Buckhead is a wealthy and historic Atlanta neighborhood. In addition to sprawling mansions and glamorous high-rise condominiums, Buckhead is also home to some of Atlanta's best shopping malls, Lenox Square and Phipps Plaza. Some of Atlanta's snazziest restaurants are also located in Buckhead.

"You don't need Tom Wolfe to tell you that the Buckhead section of Atlanta is the jewel of the city, an area of gracious homes, elegant hotels and shopping centers, as well as some of the best restaurants" -Florence Fabricant, New York Times

As a community, Buckhead traces its origin to Henry Irby's general store and tavern, which was founded in 1837, according to an Irby descendant. It was located at what is now the northwest corner of West Paces Ferry Road and Roswell Road. Irby's tavern became the stopping place for travelers rich and poor in the thinly populated wilderness and the community that grew up around it was known as Irbyville. He maintained it until well after the Civil War. Irby, who died in 1879, is buried in the Sardis Methodist Church cemetery on Power's Ferry Road near its intersection with Roswell Road.
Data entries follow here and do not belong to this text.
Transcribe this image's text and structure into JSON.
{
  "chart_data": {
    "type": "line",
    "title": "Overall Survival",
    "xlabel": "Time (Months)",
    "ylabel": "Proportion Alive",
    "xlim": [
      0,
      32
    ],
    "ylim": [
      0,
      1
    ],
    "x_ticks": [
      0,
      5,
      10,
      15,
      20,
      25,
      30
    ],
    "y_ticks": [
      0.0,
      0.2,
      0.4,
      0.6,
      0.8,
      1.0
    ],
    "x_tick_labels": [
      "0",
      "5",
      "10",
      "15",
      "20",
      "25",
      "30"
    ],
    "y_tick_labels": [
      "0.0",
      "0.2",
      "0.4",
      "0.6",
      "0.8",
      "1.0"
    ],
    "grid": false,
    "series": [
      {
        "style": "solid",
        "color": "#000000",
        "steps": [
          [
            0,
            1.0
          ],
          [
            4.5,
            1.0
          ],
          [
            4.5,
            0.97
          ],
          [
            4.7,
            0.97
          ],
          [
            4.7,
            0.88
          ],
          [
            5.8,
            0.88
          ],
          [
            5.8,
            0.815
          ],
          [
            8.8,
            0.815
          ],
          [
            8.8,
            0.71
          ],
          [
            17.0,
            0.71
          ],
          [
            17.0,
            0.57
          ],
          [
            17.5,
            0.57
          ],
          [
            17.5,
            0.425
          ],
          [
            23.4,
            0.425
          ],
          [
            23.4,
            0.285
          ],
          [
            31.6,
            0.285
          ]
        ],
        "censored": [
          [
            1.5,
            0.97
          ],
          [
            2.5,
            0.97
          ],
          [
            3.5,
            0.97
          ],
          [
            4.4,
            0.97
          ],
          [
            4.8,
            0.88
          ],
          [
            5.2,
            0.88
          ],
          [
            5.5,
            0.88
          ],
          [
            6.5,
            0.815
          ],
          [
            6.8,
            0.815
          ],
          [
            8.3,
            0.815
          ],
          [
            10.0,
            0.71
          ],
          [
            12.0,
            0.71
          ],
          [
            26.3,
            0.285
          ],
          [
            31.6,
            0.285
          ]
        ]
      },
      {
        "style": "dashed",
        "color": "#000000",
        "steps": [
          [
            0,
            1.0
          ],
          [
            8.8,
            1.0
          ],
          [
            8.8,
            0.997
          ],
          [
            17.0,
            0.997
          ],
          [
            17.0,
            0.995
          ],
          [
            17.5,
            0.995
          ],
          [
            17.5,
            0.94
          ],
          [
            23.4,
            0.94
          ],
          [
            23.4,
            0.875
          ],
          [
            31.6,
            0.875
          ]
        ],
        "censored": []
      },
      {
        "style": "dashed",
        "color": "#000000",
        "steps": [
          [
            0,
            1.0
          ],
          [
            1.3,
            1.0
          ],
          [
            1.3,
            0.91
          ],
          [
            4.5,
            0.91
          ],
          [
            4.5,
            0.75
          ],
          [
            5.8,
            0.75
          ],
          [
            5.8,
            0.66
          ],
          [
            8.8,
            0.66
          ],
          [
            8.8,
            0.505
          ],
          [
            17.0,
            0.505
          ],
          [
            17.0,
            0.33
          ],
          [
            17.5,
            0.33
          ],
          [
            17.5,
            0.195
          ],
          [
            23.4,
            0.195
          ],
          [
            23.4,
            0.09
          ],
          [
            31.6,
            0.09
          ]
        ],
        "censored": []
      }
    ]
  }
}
It was Irby, according to his descendant, who killed a large deer and mounted the "buck head" where travelers could see it.

Why this display made such an impression on people, who came across it is hard to say. Some sources describe it as a sort of joke, a way of poking fun at European noblemen who displayed hunting trophies on their walls. At any rate, the name Buckhead proved durable, and a campaign in the late 19th century to rename the area Northside Park was unsuccessful.

Buckhead is one of Atlanta's most important business districts, and includes Atlanta's wealthiest neighborhoods, with the Georgia Governor's Mansion, a part time residence of Elton John, and the Atlanta History Center with its museum and library. Buckhead was also the home of golf legend Bobby Jones until his death in 1971. Although there are some moderately priced homes in the area, the price of most homes and condominiums starts at around $500,000 and extends well beyond $10,000,000. Buckhead is also one of the major shopping areas in the Southeast, where shoppers spend in excess of $1 billion a year. The primary shopping district comprises Lenox Square and Phipps Plaza. Through the years, Buckhead has held onto its claim as the most renowned and fashionable of all Atlanta neighborhoods.

As you move away from the bars and shops of ground zero Buckhead, a growing battalion of high-rise luxury apartments and condominiums attracts the city's most prosperous up-and-comers. Gradually, small skyscrapers are beginning to dot the landscape of Buckhead's perimeter commercial area, as office and condominium space is sold at an astronomical premium.

Some things resist change more strongly than others, however, and the tree-lined neighborhoods west of Peachtree, especially along Paces Ferry Road, live on as exquisite enclaves of old Atlanta money. Just a mile down this awe-inspiring stretch of road from the rollicking, disco-themed Have a Nice Day Cafe sits the august Georgia Governors Mansion. Many local celebrities and the families of early Atlantans make their homes in the wooded estates scattered hereabouts. A casual driving tour through these gently winding backstreets has a tendency to make one feel like a rolling prop in a pictorial out of Southern Living or Architectural Digest. The paradoxical proximity of these bucolic streets to crowded and hectic Peachtree Road is at the heart of contemporary Buckhead, and is perhaps what gives the neighborhood such wide, energetic appeal.